Please consult the [security guide](./SECURITY.md) for our responsible security
vulnerability disclosure process.

## License

Copyright (c) 2024 Oracle and/or its affiliates.

Licensed under the Universal Permissive License (UPL), Version 1.0.

See [LICENSE](LICENSE.txt) for more details.
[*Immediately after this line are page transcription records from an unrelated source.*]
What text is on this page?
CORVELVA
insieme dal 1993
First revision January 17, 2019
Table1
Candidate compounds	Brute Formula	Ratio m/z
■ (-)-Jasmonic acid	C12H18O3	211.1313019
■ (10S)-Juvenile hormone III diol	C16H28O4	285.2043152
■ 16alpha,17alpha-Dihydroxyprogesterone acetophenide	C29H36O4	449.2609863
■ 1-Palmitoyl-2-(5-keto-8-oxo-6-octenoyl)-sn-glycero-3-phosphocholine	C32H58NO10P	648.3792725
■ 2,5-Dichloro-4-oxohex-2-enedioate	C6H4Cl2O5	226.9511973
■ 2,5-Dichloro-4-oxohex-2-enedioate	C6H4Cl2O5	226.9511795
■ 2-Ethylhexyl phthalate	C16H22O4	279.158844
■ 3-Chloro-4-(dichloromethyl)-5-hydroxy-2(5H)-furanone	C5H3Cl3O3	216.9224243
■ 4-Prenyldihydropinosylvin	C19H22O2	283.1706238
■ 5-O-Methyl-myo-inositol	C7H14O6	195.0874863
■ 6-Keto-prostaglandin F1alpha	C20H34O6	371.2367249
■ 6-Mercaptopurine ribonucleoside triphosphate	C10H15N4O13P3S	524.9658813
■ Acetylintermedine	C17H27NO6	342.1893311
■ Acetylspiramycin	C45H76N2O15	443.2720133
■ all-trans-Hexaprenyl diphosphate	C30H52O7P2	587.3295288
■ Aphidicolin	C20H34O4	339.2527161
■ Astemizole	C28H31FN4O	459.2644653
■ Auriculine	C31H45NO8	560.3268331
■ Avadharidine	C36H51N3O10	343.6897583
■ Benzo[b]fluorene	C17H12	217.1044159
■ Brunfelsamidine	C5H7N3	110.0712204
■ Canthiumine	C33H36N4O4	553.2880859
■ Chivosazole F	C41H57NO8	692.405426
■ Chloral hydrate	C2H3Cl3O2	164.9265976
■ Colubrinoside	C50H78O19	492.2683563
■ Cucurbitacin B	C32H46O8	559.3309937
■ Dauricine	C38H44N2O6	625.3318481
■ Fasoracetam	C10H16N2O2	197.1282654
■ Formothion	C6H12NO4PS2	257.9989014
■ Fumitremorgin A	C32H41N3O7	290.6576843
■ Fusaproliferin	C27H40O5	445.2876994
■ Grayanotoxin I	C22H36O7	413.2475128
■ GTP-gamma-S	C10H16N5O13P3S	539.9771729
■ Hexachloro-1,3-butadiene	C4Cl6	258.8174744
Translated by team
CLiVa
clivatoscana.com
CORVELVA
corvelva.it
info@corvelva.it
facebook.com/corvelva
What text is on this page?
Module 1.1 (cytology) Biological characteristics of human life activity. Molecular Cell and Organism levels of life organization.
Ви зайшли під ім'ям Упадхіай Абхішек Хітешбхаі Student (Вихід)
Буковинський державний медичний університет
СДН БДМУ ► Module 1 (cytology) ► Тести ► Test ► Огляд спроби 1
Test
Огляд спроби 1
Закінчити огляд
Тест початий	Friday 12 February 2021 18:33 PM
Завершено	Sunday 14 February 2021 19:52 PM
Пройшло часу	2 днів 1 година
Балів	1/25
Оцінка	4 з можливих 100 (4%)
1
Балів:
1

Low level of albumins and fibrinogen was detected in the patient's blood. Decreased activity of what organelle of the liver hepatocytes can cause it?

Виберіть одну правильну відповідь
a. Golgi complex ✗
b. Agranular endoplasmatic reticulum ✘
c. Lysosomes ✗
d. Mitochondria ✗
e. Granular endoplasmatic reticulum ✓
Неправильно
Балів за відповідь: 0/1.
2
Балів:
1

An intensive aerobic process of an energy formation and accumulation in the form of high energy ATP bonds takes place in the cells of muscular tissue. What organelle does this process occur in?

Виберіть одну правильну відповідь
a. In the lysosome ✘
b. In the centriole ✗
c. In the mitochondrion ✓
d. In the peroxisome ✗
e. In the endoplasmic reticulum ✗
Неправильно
ORACLE AND ITS AFFILIATES DO NOT PROVIDE ANY WARRANTY WHATSOEVER, EXPRESS OR IMPLIED, FOR ANY SOFTWARE, MATERIAL OR CONTENT OF ANY KIND CONTAINED OR PRODUCED WITHIN THIS REPOSITORY, AND IN PARTICULAR SPECIFICALLY DISCLAIM ANY AND ALL IMPLIED WARRANTIES OF TITLE, NON-INFRINGEMENT, MERCHANTABILITY, AND FITNESS FOR A PARTICULAR PURPOSE. FURTHERMORE, ORACLE AND ITS AFFILIATES DO NOT REPRESENT THAT ANY CUSTOMARY SECURITY REVIEW HAS BEEN PERFORMED WITH RESPECT TO ANY SOFTWARE, MATERIAL OR CONTENT CONTAINED OR PRODUCED WITHIN THIS REPOSITORY. IN ADDITION, AND WITHOUT LIMITING THE FOREGOING, THIRD PARTIES MAY HAVE POSTED SOFTWARE, MATERIAL OR CONTENT TO THIS REPOSITORY WITHOUT ANY REVIEW. USE AT YOUR OWN RISK.